生を祝う
59件の記録
bluebird@Reads_02292026年5月11日読み終わった「生まれてからでは遅いんだよ。人生という名の無期懲役になる。」(p.96) ------ 切実な生きづらさに苦しむ人々は一定数存在する。「生まれてきたくはなかった」という彼らの痛切な思いをどのように尊重すればいいのか。その答えが、母親に堕胎を強制するという本書の世界。 宿した子供を産みたいという母親の自然な欲求を抑え込むことは酷い仕打ちにも思えるが、本書ではこの無垢な欲求を「産意」と呼び、「殺意」と同様に暴力的で抑制すべきものとしている。他者である胎児に影響を及ぼす出産行為について、一方当事者である親の意思のみが尊重される現状はむしろ不自然である。この理屈は腑に落ちるものだった。 胎児の生存についての自己決定権の根拠が、生存難易度という1から10までの単なる数字でしかない、という点に多少の無理くり感を感じざるを得ないが、逆に言えば、そのような薄弱な根拠に基づいてでも胎児の決定権は認められるべきであって、それほどまでに人間の自己決定権というのは重要だというメッセージだとも受け取れる。 生きることを選択することは素晴らしい。死ぬことを選択することもまた同様に素晴らしい。「意思決定において自由であること」、それは人間の根幹を成すものであることを再認識できた本だった。 ちなみに、胎児の出生意思を確認する技術の根拠として、チョムスキーが提唱した普遍文法が挙げられている点は、併読していた『会話の0.2秒を言語学する』と重なるもので大変面白かった。



スゥ@oneSue2026年4月19日読み終わった借りてきた胎児自身が生まれてくるかどうかを選べる(厳密には、意思表示ができる)近未来、という設定が面白いなと思って読みました。 中編なのを考慮しても、メインの設定に触れられている分量が少なくて、不完全燃焼気味でした…。 設定は違うのに、『彼岸花が咲く島』と同じような読了感。

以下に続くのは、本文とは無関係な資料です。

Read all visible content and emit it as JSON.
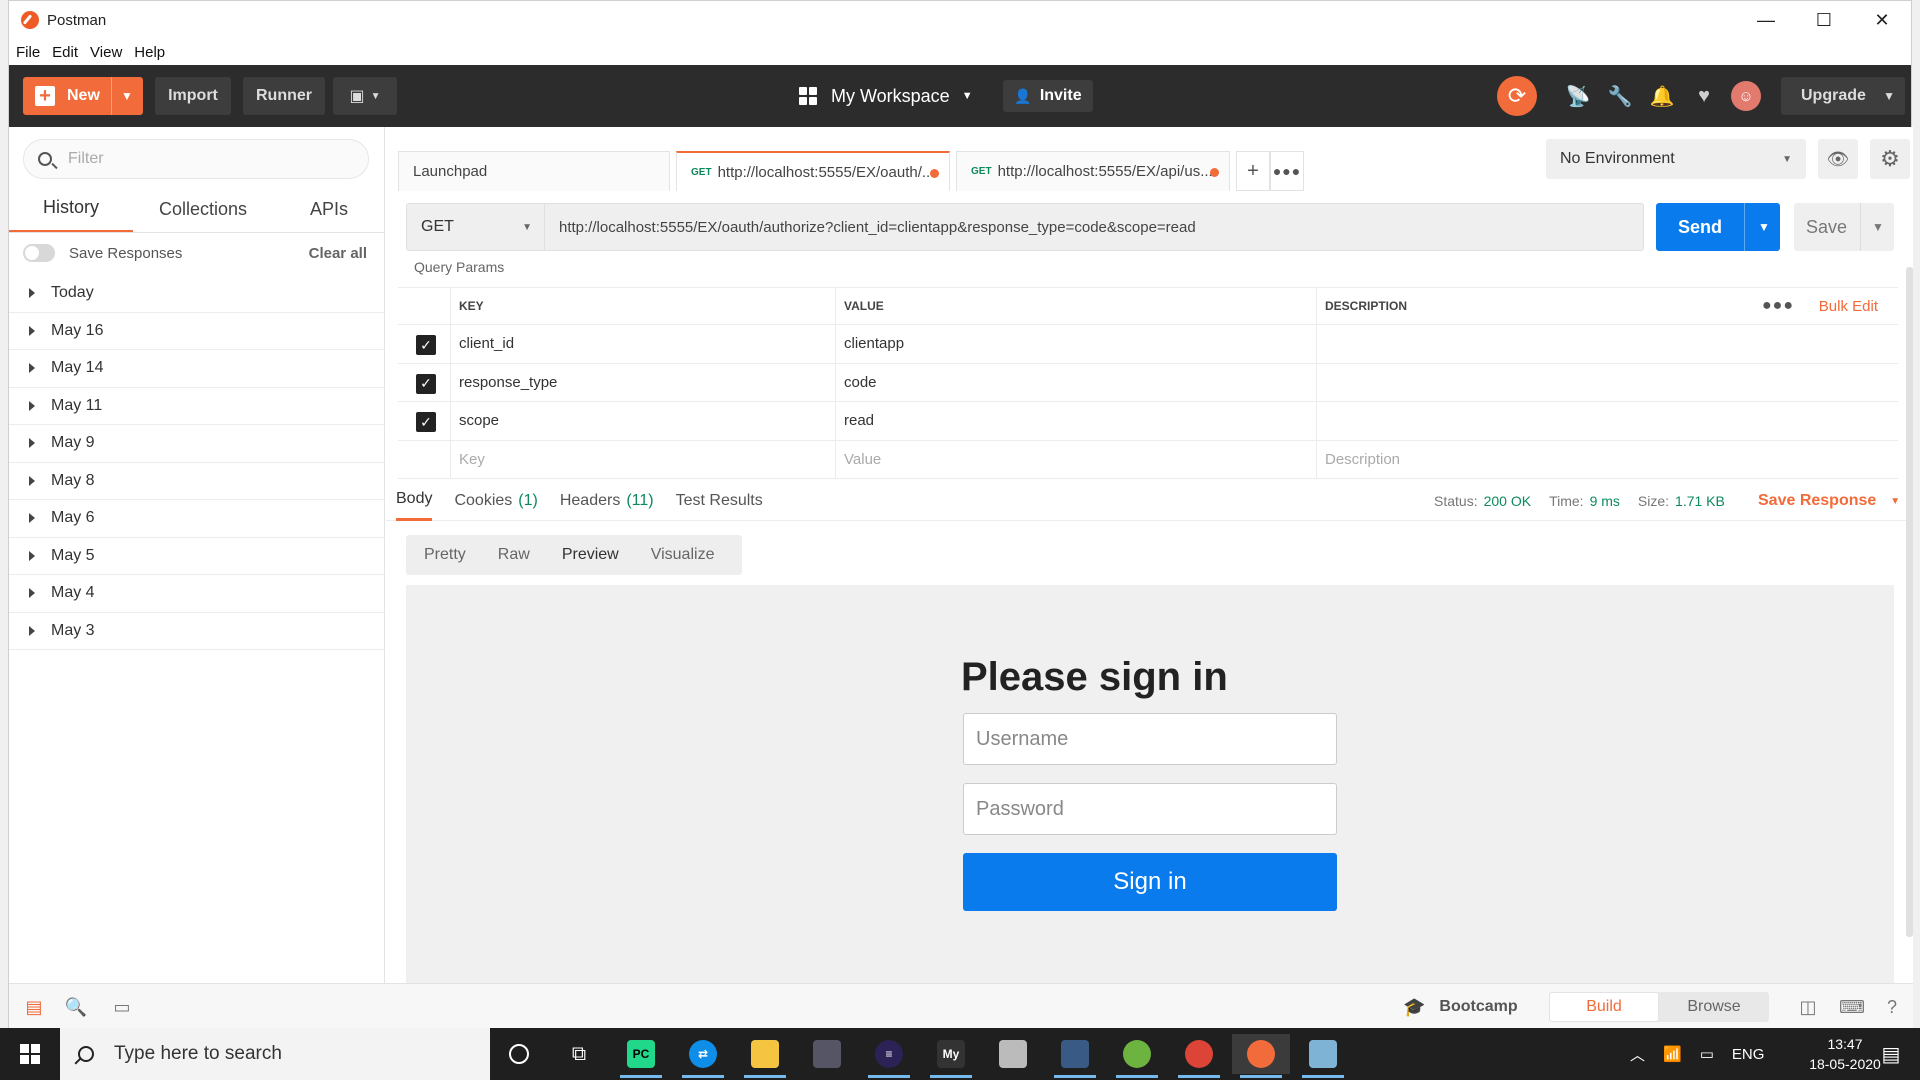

とき@aktoki2026年4月8日読み終わった生まれてくるか否か胎児に問うことが法律で義務づけられた近未来の話。 子の立場でも親の立場でも「あなたならどうする?」をストレートに考えさせられる一作だった。 『彼岸花が咲く島』は芥川賞らしい魅力に溢れた作品だったが、こちらは思春期の、本を読み慣れていない子でも読み進められるような作りだと思う。 その書き分けに感動した。 李琴峰さん好きだな〜


あさみ@asami01052025年9月6日自分が自分の人生を納得する日が来るかはわからないが、帯の朝井リョウさんと全く同じ感想で、安心した。こんな未来が来てもいいかもしれないとすら思うし、結末を号泣しながら読んで確かに希望を感じた。

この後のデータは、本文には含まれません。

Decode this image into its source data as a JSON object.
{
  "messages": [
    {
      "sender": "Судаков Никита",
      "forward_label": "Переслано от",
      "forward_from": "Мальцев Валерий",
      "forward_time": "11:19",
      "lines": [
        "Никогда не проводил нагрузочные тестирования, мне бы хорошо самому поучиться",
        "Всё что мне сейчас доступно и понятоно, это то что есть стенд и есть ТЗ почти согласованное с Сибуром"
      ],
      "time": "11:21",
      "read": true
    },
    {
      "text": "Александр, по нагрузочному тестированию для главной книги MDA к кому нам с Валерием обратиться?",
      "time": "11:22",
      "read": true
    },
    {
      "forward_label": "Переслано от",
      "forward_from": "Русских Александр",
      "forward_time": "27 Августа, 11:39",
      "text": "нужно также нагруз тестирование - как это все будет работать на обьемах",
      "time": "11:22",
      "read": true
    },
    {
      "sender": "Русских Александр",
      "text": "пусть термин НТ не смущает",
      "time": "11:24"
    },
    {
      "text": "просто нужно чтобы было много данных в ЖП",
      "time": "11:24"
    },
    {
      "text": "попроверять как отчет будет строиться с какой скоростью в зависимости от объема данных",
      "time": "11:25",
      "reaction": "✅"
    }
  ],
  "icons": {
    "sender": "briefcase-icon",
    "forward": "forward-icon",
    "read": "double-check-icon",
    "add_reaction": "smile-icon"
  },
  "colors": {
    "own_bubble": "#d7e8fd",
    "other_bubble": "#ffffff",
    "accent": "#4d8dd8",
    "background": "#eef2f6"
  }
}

直線@hrv8k2025年7月20日読み終わったもしも出生に際し、胎児本人による出生の合意を義務付けられていたら、の世界が描かれている。親ガチャ、という言葉を思い出しながら読む。胎児に提示される、彼らの人生における難易度、幸福度を示すものが実に現実的であるが、それはとても優生思想的でもある。 この制度は果たして実際には胎児の尊厳を守っているのかいないのか、と気持ちが揺れた。どのような子どもが生まれたとしても、社会にそれを受け入れ支える仕組みがありさえすれば、あれらは必要のない尺度ではないのだろうか。